La transparence est omniprésente. Tout ce qui échappe à ses rets se voit voué à l’ostracisme ; ce qui se soustrait au regard de tous est banni pour cause d’associalité ; ceux qui osent mettre en doute son immanence ont forcément quelque chose d’inavouable à camoufler…
Pourtant, chaque jour, la reine Transparence égrène les périls qu’elle inflige à la société. Grâce à une technologie omnipotente, le secret devient une hérésie et la discrétion légitime, une injure au savoir universel. Par l’interconnexion qui caractérise nos vies pour le meilleur, s’insinue aussi dans les fonctionnements les plus intimes de la vie, et pour le pire cette fois, une sorte d’obligation à divulguer sa réalité comme si elle constituait une pièce indispensable à la compréhension de l’existence.

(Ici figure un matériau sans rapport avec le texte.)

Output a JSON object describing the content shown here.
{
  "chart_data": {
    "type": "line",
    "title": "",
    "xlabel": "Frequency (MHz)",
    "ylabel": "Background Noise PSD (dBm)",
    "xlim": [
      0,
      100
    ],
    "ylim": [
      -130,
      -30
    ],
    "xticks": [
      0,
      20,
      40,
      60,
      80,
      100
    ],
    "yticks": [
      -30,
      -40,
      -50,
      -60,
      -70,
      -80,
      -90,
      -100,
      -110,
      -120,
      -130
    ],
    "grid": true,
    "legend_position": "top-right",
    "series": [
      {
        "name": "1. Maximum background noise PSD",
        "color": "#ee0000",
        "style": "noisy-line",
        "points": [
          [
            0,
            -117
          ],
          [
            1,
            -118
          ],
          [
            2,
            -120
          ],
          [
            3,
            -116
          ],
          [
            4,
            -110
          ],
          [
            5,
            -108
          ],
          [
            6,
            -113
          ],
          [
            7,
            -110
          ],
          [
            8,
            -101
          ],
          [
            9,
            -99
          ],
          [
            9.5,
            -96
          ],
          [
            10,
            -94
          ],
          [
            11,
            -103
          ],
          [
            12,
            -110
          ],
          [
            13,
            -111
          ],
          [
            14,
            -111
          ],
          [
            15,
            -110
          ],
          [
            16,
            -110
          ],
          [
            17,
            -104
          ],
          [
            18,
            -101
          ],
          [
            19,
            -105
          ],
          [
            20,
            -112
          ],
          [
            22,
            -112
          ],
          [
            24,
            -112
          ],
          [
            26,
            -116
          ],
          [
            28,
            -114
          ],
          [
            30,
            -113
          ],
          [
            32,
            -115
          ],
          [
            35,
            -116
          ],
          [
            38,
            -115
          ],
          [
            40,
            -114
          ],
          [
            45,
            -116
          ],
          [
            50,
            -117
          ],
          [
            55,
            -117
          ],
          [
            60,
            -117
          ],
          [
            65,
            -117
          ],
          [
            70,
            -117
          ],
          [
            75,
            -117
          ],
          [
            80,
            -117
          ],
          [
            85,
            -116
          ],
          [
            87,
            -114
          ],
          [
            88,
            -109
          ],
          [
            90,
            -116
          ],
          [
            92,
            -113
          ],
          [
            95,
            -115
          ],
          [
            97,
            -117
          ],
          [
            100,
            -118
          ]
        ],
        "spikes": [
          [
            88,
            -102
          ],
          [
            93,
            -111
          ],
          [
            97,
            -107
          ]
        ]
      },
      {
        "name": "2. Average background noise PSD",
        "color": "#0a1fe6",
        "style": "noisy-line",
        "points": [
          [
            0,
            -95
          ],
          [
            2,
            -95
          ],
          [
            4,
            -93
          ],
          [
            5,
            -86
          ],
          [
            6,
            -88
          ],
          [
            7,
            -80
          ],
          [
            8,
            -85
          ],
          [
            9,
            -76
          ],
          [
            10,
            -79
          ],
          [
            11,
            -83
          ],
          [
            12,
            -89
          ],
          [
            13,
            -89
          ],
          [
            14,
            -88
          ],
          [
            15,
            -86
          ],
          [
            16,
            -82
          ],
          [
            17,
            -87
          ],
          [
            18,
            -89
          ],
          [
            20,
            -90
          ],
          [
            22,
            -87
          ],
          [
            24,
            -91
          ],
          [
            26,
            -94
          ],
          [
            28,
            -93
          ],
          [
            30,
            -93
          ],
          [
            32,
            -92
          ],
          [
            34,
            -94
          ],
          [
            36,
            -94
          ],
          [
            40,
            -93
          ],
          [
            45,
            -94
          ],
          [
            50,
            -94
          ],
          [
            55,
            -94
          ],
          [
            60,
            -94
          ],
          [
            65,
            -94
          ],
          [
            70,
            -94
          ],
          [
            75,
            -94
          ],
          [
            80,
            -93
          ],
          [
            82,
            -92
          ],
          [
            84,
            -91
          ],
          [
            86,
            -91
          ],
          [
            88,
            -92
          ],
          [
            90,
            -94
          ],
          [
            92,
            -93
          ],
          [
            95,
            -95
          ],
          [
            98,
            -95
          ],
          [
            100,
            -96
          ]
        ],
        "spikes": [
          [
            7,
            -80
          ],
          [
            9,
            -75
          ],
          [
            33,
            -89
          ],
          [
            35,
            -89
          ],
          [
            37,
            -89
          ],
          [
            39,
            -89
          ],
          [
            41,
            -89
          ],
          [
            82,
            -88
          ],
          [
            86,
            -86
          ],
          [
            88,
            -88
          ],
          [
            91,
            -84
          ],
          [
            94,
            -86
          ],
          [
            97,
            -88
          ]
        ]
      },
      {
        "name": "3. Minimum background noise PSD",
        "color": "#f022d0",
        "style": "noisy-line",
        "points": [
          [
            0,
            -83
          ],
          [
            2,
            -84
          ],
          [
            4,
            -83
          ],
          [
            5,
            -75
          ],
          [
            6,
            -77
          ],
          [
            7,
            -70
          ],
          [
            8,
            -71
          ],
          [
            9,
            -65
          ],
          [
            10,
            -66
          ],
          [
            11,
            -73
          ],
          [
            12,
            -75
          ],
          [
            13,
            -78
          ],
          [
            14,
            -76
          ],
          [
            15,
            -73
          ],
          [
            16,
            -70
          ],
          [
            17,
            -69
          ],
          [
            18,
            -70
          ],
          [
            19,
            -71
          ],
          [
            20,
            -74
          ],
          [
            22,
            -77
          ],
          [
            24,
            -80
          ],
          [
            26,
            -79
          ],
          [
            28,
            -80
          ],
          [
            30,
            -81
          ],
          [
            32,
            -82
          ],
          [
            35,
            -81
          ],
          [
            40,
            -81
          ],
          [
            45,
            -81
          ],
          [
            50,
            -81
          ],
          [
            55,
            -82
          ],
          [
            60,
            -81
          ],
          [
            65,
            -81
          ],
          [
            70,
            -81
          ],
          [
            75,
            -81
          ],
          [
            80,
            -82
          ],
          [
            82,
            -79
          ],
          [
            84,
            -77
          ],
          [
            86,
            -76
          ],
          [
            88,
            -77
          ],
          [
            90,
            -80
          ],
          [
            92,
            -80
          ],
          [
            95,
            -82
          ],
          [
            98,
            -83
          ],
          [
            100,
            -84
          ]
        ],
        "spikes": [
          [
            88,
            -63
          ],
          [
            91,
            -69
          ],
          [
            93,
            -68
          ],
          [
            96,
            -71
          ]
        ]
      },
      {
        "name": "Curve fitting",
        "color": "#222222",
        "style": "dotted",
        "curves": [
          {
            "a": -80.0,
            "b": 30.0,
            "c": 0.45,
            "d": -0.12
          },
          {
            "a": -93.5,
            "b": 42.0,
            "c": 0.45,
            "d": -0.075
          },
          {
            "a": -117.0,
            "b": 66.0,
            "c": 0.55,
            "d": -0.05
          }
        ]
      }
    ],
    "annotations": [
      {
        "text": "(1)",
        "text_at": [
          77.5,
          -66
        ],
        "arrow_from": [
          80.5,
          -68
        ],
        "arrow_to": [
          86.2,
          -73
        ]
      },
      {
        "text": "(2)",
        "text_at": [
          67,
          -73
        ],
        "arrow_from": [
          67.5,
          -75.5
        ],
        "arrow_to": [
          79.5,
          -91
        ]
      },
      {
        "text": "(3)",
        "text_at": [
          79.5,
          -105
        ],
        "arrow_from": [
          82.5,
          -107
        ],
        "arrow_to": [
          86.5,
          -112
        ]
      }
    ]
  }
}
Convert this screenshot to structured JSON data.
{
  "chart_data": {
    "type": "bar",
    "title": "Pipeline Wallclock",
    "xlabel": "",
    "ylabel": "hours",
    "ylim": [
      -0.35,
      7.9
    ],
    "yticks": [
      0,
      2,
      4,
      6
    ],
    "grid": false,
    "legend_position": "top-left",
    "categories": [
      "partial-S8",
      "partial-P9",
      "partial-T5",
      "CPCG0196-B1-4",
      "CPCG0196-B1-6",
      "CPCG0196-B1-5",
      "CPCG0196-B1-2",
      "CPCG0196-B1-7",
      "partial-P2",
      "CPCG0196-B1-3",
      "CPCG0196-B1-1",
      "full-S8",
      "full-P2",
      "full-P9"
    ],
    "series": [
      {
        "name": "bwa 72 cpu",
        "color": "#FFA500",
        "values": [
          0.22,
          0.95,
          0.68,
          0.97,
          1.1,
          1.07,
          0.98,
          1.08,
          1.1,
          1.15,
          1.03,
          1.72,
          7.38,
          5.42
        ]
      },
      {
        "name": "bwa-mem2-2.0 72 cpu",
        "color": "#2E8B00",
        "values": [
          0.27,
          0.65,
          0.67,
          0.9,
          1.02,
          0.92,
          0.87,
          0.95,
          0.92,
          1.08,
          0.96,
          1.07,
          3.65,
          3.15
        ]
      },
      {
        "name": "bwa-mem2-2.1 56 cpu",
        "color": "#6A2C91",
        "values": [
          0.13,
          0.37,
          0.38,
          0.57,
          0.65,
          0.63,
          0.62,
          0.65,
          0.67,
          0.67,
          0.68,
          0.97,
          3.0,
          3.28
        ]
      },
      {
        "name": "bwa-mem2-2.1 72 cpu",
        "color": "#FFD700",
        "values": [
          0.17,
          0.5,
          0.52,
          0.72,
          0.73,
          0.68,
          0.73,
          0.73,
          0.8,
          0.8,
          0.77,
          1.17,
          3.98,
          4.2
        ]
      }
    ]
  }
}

Livré au regard de tous, y compris du pouvoir, l’individu « transparent » s’enivre ainsi du sentiment de s’affirmer dans sa singularité, de s’épanouir dans un commerce parmanent tant avec autrui qu’avec la communauté considérée comme un tout « humanisé ». Ne pas obéir aux mille possibilités de communication qu’offre la technologie apparaît comme un crime social… ou une preuve d’arriération qui confine à l’arrogance.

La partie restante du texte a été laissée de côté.